El odio a los impuestos nos lo han inculcado sin molestarse siquiera en darnos argumentos para ello; si acaso, uno: que mientras más dinero tengan los ricos, más dinero invertirán y, por tanto, más puestos de trabajo crearán. La mentira es tan burda y falsa que cuesta trabajo que hayan conseguido colarla. Primero, porque la mayor parte de esos millonarios no producen nada: son banqueros, gerentes de fondos, etc., que sólo juegan con el dinero. Segundo, porque los que sí son empresarios, normalmente tienen sus factorías en otros países, aquéllos que permiten el trabajo en condiciones de esclavitud (el propio Amancio Ortega), dejando en sus países apenas las migajas. Tercero, porque damos por hecho que ser multimillonario requiere cierta sabiduría, siquiera empresarial, lo cual es rotundamente falso; la prueba es que muchos de esos tipos que crearon empresas gigantescas, también causaron gigantescas quiebras: Lehman Brothers, el banco Washington Mutual, WorldCom, Euron, Conseco, Texaco, Financial Corporation of America... y muchos -siempre partidarios del liberalismo económico, es decir, de que cada uno gane todo lo que pueda sin impuestos, cortapisas ni imposición ninguna de los Estados- han salido a flote justamente porque los Estados les han rescatado (sí, con nuestro dinero): City Bank, Bank of America, Commertz Bank, Desdner Bank, Washovia, ING, General Motors, Chrysler, Royan Bank of Scotland, Banco HBOS, catorce bancos españoles...

¿Cómo demonios han conseguido entonces hacer que nosotros, las víctimas de sus errores y su avaricia, sus víctimas, nos convirtamos en sus cómplices? Medios no les faltan (léanse "¡A la plaza!", de José Luis Estrada), pero hay uno fundamental: el lenguaje. Sus esbirros, entre los que se encuentran políticos y periodistas, dominan el arte del lenguaje y, así, han pervertido el sentido de palabras como libertad. Es ésa una palabra que gritaban los esclavos de la Antigüedad, los siervos de los señores feudales y los oprimidos de todas las épocas, hasta que el liberalismo y el neoliberalismo la han convertido en algo totalmente distinto: donde dicen libertad quieren decir "acabemos con lo público, que nos dejen hacer lo que nos dé la gana". Donde dicen libertad, sólo se refieren a la libertad de ganar todo el dinero posible de cualquier modo posible sin darle nada a la comunidad (es decir, sin pagar impuestos), se refieren a la libertad de despedir gratis, de manejar sus empresas sin respetar los derechos de los trabajadores... y de que las mujeres puedan cortarse el pelo o pintarse las uñas, pero no decidir su vida. No les importa si el Estado no tiene suficiente dinero para hacer carreteras (ellos tienen un jet) o ciudades sostenibles (ellos ya tienen su paraíso privado) o colegios a los que ellos jamás enviarán a sus hijos. 

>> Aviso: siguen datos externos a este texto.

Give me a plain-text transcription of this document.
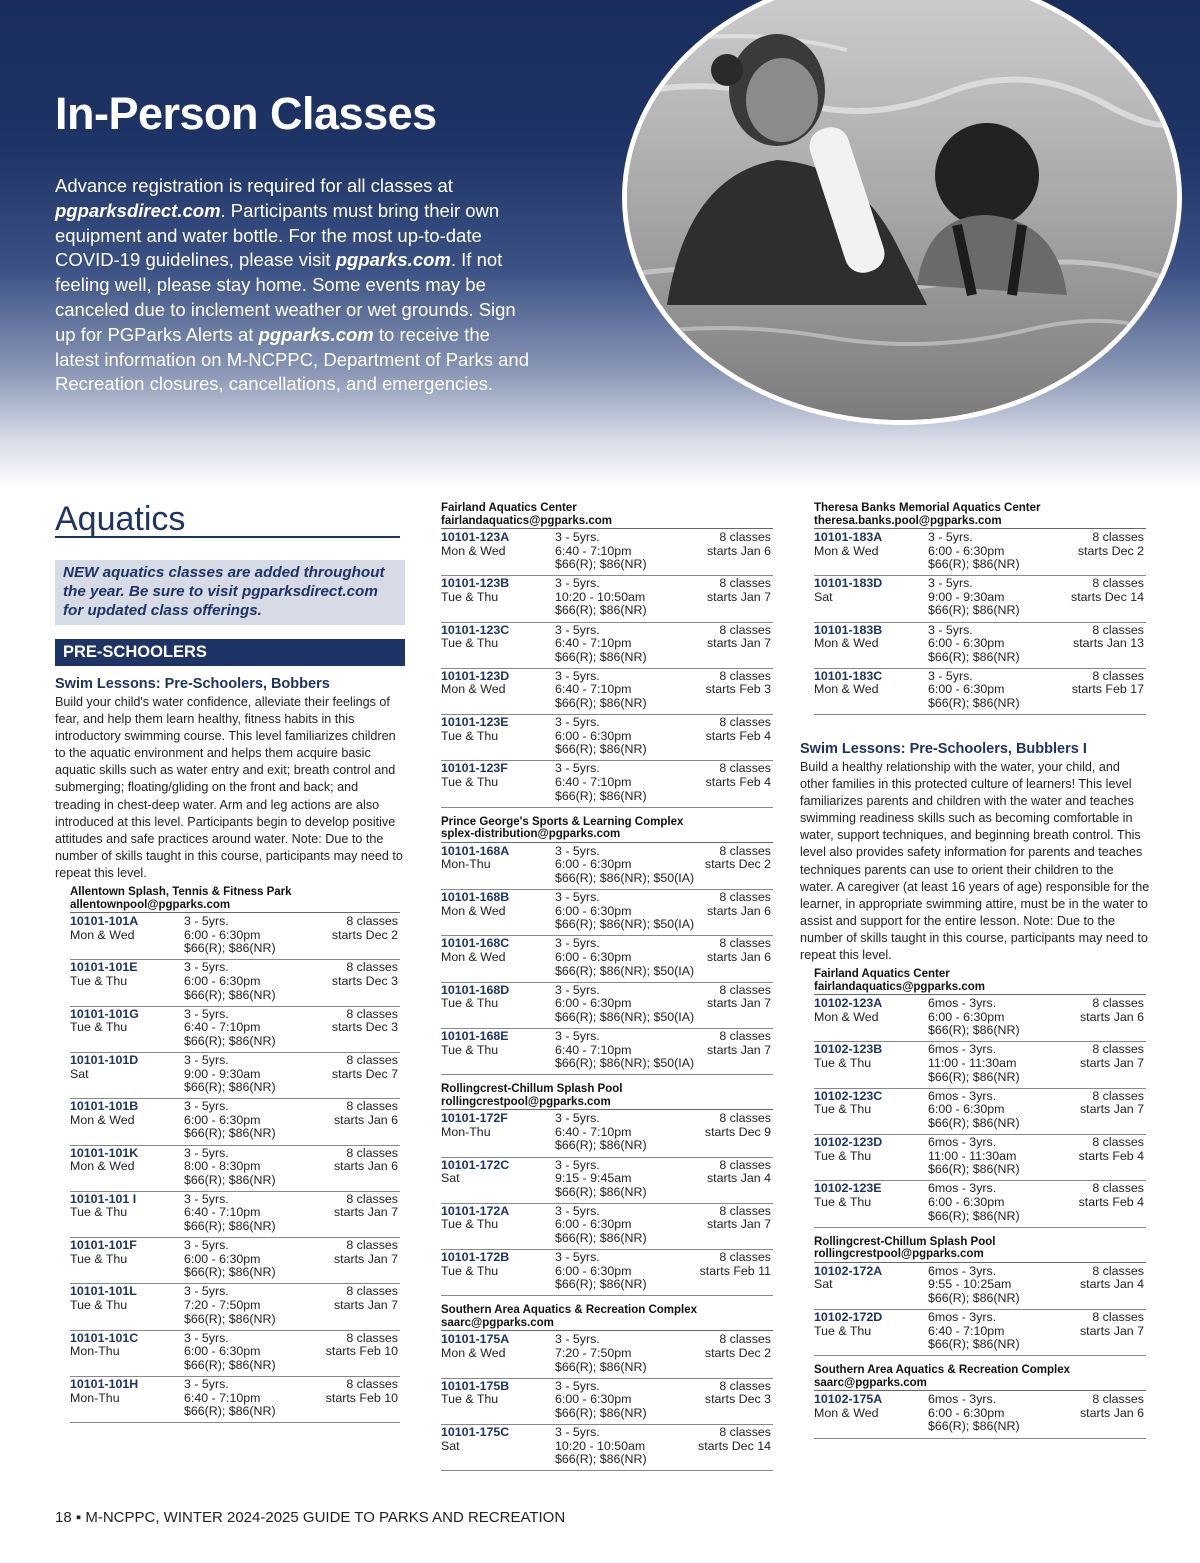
In-Person Classes

Advance registration is required for all classes at pgparksdirect.com. Participants must bring their own equipment and water bottle. For the most up-to-date COVID-19 guidelines, please visit pgparks.com. If not feeling well, please stay home. Some events may be canceled due to inclement weather or wet grounds. Sign up for PGParks Alerts at pgparks.com to receive the latest information on M-NCPPC, Department of Parks and Recreation closures, cancellations, and emergencies.

Aquatics
NEW aquatics classes are added throughout the year. Be sure to visit pgparksdirect.com for updated class offerings.
PRE-SCHOOLERS
Swim Lessons: Pre-Schoolers, Bobbers

Build your child's water confidence, alleviate their feelings of fear, and help them learn healthy, fitness habits in this introductory swimming course. This level familiarizes children to the aquatic environment and helps them acquire basic aquatic skills such as water entry and exit; breath control and submerging; floating/gliding on the front and back; and treading in chest-deep water. Arm and leg actions are also introduced at this level. Participants begin to develop positive attitudes and safe practices around water. Note: Due to the number of skills taught in this course, participants may need to repeat this level.

Allentown Splash, Tennis & Fitness Park
allentownpool@pgparks.com
10101-101A
Mon & Wed
3 - 5yrs.
6:00 - 6:30pm
$66(R); $86(NR)
8 classes
starts Dec 2
10101-101E
Tue & Thu
3 - 5yrs.
6:00 - 6:30pm
$66(R); $86(NR)
8 classes
starts Dec 3
10101-101G
Tue & Thu
3 - 5yrs.
6:40 - 7:10pm
$66(R); $86(NR)
8 classes
starts Dec 3
10101-101D
Sat
3 - 5yrs.
9:00 - 9:30am
$66(R); $86(NR)
8 classes
starts Dec 7
10101-101B
Mon & Wed
3 - 5yrs.
6:00 - 6:30pm
$66(R); $86(NR)
8 classes
starts Jan 6
10101-101K
Mon & Wed
3 - 5yrs.
8:00 - 8:30pm
$66(R); $86(NR)
8 classes
starts Jan 6
10101-101 I
Tue & Thu
3 - 5yrs.
6:40 - 7:10pm
$66(R); $86(NR)
8 classes
starts Jan 7
10101-101F
Tue & Thu
3 - 5yrs.
6:00 - 6:30pm
$66(R); $86(NR)
8 classes
starts Jan 7
10101-101L
Tue & Thu
3 - 5yrs.
7:20 - 7:50pm
$66(R); $86(NR)
8 classes
starts Jan 7
10101-101C
Mon-Thu
3 - 5yrs.
6:00 - 6:30pm
$66(R); $86(NR)
8 classes
starts Feb 10
10101-101H
Mon-Thu
3 - 5yrs.
6:40 - 7:10pm
$66(R); $86(NR)
8 classes
starts Feb 10
Fairland Aquatics Center
fairlandaquatics@pgparks.com
10101-123A
Mon & Wed
3 - 5yrs.
6:40 - 7:10pm
$66(R); $86(NR)
8 classes
starts Jan 6
10101-123B
Tue & Thu
3 - 5yrs.
10:20 - 10:50am
$66(R); $86(NR)
8 classes
starts Jan 7
10101-123C
Tue & Thu
3 - 5yrs.
6:40 - 7:10pm
$66(R); $86(NR)
8 classes
starts Jan 7
10101-123D
Mon & Wed
3 - 5yrs.
6:40 - 7:10pm
$66(R); $86(NR)
8 classes
starts Feb 3
10101-123E
Tue & Thu
3 - 5yrs.
6:00 - 6:30pm
$66(R); $86(NR)
8 classes
starts Feb 4
10101-123F
Tue & Thu
3 - 5yrs.
6:40 - 7:10pm
$66(R); $86(NR)
8 classes
starts Feb 4
Prince George's Sports & Learning Complex
splex-distribution@pgparks.com
10101-168A
Mon-Thu
3 - 5yrs.
6:00 - 6:30pm
$66(R); $86(NR); $50(IA)
8 classes
starts Dec 2
10101-168B
Mon & Wed
3 - 5yrs.
6:00 - 6:30pm
$66(R); $86(NR); $50(IA)
8 classes
starts Jan 6
10101-168C
Mon & Wed
3 - 5yrs.
6:00 - 6:30pm
$66(R); $86(NR); $50(IA)
8 classes
starts Jan 6
10101-168D
Tue & Thu
3 - 5yrs.
6:00 - 6:30pm
$66(R); $86(NR); $50(IA)
8 classes
starts Jan 7
10101-168E
Tue & Thu
3 - 5yrs.
6:40 - 7:10pm
$66(R); $86(NR); $50(IA)
8 classes
starts Jan 7
Rollingcrest-Chillum Splash Pool
rollingcrestpool@pgparks.com
10101-172F
Mon-Thu
3 - 5yrs.
6:40 - 7:10pm
$66(R); $86(NR)
8 classes
starts Dec 9
10101-172C
Sat
3 - 5yrs.
9:15 - 9:45am
$66(R); $86(NR)
8 classes
starts Jan 4
10101-172A
Tue & Thu
3 - 5yrs.
6:00 - 6:30pm
$66(R); $86(NR)
8 classes
starts Jan 7
10101-172B
Tue & Thu
3 - 5yrs.
6:00 - 6:30pm
$66(R); $86(NR)
8 classes
starts Feb 11
Southern Area Aquatics & Recreation Complex
saarc@pgparks.com
10101-175A
Mon & Wed
3 - 5yrs.
7:20 - 7:50pm
$66(R); $86(NR)
8 classes
starts Dec 2
10101-175B
Tue & Thu
3 - 5yrs.
6:00 - 6:30pm
$66(R); $86(NR)
8 classes
starts Dec 3
10101-175C
Sat
3 - 5yrs.
10:20 - 10:50am
$66(R); $86(NR)
8 classes
starts Dec 14
Theresa Banks Memorial Aquatics Center
theresa.banks.pool@pgparks.com
10101-183A
Mon & Wed
3 - 5yrs.
6:00 - 6:30pm
$66(R); $86(NR)
8 classes
starts Dec 2
10101-183D
Sat
3 - 5yrs.
9:00 - 9:30am
$66(R); $86(NR)
8 classes
starts Dec 14
10101-183B
Mon & Wed
3 - 5yrs.
6:00 - 6:30pm
$66(R); $86(NR)
8 classes
starts Jan 13
10101-183C
Mon & Wed
3 - 5yrs.
6:00 - 6:30pm
$66(R); $86(NR)
8 classes
starts Feb 17
Swim Lessons: Pre-Schoolers, Bubblers I

Build a healthy relationship with the water, your child, and other families in this protected culture of learners! This level familiarizes parents and children with the water and teaches swimming readiness skills such as becoming comfortable in water, support techniques, and beginning breath control. This level also provides safety information for parents and teaches techniques parents can use to orient their children to the water. A caregiver (at least 16 years of age) responsible for the learner, in appropriate swimming attire, must be in the water to assist and support for the entire lesson. Note: Due to the number of skills taught in this course, participants may need to repeat this level.

Fairland Aquatics Center
fairlandaquatics@pgparks.com
10102-123A
Mon & Wed
6mos - 3yrs.
6:00 - 6:30pm
$66(R); $86(NR)
8 classes
starts Jan 6
10102-123B
Tue & Thu
6mos - 3yrs.
11:00 - 11:30am
$66(R); $86(NR)
8 classes
starts Jan 7
10102-123C
Tue & Thu
6mos - 3yrs.
6:00 - 6:30pm
$66(R); $86(NR)
8 classes
starts Jan 7
10102-123D
Tue & Thu
6mos - 3yrs.
11:00 - 11:30am
$66(R); $86(NR)
8 classes
starts Feb 4
10102-123E
Tue & Thu
6mos - 3yrs.
6:00 - 6:30pm
$66(R); $86(NR)
8 classes
starts Feb 4
Rollingcrest-Chillum Splash Pool
rollingcrestpool@pgparks.com
10102-172A
Sat
6mos - 3yrs.
9:55 - 10:25am
$66(R); $86(NR)
8 classes
starts Jan 4
10102-172D
Tue & Thu
6mos - 3yrs.
6:40 - 7:10pm
$66(R); $86(NR)
8 classes
starts Jan 7
Southern Area Aquatics & Recreation Complex
saarc@pgparks.com
10102-175A
Mon & Wed
6mos - 3yrs.
6:00 - 6:30pm
$66(R); $86(NR)
8 classes
starts Jan 6
18 ▪ M-NCPPC, WINTER 2024-2025 GUIDE TO PARKS AND RECREATION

Llaman libertad -y es sagrada, el único dogma de fe- a la libertad de ganar dinero. Pero no se trata de cómo han conseguido su dinero: aunque sea limpia y concienzudamente, mientras haya gente que nace sin la menor oportunidad de hacerse rico y aún de sobrevivir, gente a la que la pobreza le niega sus derechos como ciudadanos y aún como seres humanos, no debiera permitirse que haya personas escandalosamente ricas. Del mismo modo que se nos niega la libertad de tirar la basura por las calles, en pro del bien común, no es libertad poder enriquecerse hasta límites que impiden una sociedad mínimamente equitativa.

Sólo les importa que el Estado tenga, eso sí, suficiente dinero con el que echarles una mano si les vienen mal dadas... porque libertad sí, pero dentro de un orden, que como decían los carcas de mi juventud: una cosa es la libertad y otra el libertinaje.